Les travailleurs sociaux ont longtemps été confrontés à une relation complexe avec les systèmes de police, y compris la collusion avec les systèmes qui surveillent le comportement des patients et l’utilisation des médicaments, les agences qui transmettent les données sensibles des et des réfugiés aux services d’immigration et de douane, les équipes de réponse aux crises de la police « co-répondantes ». et travailler dans la « police familiale » ou le système de protection de l’enfance. Ces dernières années, alors qu’un nombre croissant de personnes critiquent l’incarcération de masse et les systèmes de maintien de l’ordre aux États-Unis, il y a eu un mouvement croissant dans le domaine du travail social pour résister à la complicité avec les systèmes carcéraux qui alimentent l’incarcération de masse.

Mais l’un des obstacles insidieux à cet effort est la précarité économique à laquelle sont confrontés de nombreux étudiants en travail social – une situation que le gouvernement américain exploite lorsqu’il offre des subventions fédérales Titre IV-E qui ne sont disponibles qu’aux étudiants en travail social qui acceptent de travailler dans le cadre du programme de travail social. le système de police familiale.

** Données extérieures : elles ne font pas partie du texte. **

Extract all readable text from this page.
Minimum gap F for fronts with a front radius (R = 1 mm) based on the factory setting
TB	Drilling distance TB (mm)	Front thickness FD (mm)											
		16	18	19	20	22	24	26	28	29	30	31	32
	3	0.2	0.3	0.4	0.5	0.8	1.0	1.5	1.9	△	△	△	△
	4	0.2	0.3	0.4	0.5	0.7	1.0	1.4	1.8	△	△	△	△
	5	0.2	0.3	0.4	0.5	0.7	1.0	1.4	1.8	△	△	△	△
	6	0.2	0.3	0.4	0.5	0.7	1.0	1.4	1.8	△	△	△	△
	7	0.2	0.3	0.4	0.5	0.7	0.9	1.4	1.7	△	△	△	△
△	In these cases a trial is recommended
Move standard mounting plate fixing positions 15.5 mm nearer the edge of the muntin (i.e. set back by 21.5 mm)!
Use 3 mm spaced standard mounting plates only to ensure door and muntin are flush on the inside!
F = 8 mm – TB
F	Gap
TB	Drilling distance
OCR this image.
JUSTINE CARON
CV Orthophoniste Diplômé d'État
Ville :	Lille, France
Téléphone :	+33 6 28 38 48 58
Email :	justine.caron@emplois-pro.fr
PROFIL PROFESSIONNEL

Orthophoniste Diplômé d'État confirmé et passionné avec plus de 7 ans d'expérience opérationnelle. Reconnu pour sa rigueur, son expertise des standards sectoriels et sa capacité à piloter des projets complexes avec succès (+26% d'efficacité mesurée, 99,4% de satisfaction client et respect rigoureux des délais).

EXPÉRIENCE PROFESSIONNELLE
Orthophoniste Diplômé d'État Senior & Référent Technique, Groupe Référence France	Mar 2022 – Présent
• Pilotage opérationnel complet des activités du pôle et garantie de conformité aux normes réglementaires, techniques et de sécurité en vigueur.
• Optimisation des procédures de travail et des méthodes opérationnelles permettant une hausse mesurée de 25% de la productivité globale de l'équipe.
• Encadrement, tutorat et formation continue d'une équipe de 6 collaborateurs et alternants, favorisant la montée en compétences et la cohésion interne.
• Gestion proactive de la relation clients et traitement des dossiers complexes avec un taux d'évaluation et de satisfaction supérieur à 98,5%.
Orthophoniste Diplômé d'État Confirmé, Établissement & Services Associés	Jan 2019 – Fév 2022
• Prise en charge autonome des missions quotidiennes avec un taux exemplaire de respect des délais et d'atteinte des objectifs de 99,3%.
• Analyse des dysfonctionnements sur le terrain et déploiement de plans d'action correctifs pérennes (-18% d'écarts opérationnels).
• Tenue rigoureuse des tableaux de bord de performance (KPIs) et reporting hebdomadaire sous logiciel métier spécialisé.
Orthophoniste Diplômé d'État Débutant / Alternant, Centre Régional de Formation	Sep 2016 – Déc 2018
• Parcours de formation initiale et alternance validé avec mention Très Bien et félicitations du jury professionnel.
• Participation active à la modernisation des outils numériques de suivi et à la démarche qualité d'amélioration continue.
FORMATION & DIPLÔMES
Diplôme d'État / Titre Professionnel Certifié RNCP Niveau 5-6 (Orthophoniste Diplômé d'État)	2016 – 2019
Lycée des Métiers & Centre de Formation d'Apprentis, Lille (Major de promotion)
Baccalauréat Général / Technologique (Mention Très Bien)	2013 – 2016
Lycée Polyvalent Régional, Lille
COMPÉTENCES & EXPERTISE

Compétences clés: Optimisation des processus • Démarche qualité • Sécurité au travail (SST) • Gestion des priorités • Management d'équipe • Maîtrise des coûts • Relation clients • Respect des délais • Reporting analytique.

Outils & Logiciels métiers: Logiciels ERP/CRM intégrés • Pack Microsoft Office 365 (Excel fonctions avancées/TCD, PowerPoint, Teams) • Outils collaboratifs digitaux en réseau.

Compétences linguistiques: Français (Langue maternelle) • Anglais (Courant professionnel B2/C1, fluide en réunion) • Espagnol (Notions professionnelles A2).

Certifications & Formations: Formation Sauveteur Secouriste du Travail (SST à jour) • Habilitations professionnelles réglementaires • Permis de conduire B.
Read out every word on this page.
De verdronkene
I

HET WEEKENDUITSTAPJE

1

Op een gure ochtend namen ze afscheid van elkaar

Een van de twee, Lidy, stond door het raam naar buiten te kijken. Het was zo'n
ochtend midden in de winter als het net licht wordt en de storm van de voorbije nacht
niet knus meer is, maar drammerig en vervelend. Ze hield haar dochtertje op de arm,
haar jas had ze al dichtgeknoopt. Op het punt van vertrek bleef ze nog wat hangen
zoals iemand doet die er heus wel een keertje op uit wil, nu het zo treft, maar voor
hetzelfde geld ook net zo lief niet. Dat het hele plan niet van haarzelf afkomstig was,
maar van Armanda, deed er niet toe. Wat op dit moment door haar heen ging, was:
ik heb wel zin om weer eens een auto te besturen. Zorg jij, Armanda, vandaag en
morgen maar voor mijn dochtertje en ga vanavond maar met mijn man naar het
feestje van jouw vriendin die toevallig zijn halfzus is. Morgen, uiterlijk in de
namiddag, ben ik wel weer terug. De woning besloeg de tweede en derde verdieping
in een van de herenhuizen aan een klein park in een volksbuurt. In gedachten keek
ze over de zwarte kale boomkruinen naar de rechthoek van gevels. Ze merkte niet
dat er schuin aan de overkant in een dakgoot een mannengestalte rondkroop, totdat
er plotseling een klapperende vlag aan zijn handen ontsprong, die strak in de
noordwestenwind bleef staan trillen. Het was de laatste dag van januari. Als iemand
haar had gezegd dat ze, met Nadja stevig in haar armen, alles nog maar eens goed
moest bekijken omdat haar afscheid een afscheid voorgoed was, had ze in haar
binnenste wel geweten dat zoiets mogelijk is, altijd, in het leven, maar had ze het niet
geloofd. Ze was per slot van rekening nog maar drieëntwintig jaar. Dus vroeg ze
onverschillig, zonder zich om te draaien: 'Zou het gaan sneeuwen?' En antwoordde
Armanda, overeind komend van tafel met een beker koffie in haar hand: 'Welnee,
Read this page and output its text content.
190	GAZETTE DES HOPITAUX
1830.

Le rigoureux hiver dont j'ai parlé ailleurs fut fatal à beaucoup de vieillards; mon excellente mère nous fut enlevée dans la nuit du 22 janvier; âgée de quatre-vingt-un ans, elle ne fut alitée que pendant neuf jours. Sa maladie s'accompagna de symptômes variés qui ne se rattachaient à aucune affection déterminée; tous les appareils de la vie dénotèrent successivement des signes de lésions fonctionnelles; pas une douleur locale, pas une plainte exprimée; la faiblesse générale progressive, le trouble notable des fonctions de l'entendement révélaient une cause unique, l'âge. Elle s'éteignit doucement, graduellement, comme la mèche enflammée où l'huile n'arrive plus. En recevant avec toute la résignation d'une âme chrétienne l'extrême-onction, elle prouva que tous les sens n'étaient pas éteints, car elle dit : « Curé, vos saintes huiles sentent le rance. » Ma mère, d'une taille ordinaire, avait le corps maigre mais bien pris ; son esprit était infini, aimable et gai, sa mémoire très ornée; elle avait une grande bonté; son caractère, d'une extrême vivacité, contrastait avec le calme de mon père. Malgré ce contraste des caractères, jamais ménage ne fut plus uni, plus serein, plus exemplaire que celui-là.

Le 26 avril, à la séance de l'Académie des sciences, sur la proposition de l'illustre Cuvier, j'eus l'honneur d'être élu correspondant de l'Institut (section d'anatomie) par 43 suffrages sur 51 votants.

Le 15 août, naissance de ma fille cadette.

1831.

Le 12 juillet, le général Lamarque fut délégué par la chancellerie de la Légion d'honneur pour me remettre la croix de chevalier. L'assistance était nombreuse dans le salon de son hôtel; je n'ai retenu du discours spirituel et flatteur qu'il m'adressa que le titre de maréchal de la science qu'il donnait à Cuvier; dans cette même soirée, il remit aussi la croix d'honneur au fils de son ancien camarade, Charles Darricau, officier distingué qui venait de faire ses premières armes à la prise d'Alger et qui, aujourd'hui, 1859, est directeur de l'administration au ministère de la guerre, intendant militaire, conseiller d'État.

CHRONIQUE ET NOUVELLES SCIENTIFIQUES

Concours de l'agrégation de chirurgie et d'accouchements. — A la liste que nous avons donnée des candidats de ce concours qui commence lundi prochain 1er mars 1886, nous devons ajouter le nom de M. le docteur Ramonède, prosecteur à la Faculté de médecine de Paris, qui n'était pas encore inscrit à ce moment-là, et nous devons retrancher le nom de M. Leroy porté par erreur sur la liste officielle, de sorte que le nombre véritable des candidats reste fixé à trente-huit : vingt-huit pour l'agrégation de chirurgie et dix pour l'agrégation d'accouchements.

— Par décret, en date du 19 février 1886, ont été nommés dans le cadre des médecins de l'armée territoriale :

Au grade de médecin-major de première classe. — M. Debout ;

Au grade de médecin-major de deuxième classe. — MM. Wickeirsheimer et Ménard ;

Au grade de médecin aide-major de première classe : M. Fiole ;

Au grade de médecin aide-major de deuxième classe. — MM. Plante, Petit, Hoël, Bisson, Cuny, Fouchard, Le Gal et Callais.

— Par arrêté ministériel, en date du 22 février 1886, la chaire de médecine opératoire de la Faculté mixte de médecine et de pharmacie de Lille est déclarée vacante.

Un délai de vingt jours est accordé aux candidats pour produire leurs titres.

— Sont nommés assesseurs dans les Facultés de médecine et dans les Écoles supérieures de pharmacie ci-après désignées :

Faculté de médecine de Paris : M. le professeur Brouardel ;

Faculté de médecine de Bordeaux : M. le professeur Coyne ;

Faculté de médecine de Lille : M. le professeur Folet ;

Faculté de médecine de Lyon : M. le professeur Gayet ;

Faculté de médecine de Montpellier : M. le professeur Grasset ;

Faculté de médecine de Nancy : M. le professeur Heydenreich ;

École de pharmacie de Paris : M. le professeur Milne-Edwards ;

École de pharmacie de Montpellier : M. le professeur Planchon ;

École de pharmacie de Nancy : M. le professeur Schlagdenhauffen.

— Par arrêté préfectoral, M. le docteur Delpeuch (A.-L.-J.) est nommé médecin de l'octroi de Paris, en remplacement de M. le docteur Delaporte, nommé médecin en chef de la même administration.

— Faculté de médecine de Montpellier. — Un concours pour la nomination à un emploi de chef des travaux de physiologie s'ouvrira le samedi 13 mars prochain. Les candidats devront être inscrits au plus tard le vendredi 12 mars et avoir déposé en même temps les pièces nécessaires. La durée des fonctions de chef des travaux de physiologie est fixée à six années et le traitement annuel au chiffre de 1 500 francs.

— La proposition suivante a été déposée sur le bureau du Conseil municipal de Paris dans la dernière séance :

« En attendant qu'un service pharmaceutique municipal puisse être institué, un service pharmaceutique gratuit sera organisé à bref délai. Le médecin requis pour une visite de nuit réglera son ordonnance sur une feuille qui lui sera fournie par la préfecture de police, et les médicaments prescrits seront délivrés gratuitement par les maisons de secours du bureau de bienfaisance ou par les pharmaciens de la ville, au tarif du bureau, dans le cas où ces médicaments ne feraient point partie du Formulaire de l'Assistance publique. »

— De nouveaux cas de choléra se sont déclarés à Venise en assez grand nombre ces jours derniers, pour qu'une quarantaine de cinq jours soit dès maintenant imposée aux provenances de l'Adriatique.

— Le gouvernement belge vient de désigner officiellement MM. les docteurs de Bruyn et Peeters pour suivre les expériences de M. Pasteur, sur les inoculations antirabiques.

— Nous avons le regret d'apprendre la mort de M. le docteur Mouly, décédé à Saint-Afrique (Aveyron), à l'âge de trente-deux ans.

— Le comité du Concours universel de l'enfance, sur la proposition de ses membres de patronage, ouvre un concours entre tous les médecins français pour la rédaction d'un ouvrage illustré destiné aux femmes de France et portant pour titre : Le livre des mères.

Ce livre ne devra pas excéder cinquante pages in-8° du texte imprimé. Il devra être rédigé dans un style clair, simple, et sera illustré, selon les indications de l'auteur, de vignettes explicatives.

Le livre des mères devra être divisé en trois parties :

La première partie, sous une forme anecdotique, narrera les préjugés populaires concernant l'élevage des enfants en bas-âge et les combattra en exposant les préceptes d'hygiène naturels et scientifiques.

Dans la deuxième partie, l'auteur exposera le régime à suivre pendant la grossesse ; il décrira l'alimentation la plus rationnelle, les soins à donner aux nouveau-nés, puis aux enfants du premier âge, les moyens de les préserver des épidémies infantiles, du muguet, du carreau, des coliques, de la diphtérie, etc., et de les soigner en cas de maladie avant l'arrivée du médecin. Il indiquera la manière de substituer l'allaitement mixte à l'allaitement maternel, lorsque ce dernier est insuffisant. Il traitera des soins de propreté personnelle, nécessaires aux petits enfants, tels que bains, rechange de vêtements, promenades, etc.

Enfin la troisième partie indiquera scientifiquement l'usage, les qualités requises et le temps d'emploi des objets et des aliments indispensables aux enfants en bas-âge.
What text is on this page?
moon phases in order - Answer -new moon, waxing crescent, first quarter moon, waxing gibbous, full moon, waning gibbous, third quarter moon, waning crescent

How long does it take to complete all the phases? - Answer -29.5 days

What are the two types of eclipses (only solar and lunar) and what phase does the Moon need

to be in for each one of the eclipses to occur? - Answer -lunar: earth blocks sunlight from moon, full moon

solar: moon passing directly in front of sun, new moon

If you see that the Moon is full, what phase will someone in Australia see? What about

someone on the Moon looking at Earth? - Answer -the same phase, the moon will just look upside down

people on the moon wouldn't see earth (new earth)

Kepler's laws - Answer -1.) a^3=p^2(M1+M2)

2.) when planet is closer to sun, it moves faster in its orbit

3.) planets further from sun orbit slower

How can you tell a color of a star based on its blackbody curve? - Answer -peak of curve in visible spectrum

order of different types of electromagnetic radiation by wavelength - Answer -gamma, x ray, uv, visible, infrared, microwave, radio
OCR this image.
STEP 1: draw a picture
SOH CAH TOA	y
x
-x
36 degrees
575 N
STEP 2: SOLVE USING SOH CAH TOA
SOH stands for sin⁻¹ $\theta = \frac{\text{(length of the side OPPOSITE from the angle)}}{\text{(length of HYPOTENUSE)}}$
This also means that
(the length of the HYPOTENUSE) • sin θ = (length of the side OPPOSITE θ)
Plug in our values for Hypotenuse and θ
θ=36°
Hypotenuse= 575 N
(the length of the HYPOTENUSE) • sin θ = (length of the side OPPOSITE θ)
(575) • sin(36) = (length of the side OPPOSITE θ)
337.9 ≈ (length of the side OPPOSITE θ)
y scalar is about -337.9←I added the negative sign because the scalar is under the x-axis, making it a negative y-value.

Plus communément appelé système de « protection de l’enfance », le système de police familiale – qui incarcère souvent les parents qui s’efforcent de s’occuper de leurs enfants dans des conditions de violence domestique ou de pauvreté – s’appuie essentiellement sur les travailleurs sociaux pour surveiller les familles et agir de manière à sont directement en conflit avec les valeurs et l’éthique professées par le travail social, qui sont centrées sur l’autodétermination et la justice sociale.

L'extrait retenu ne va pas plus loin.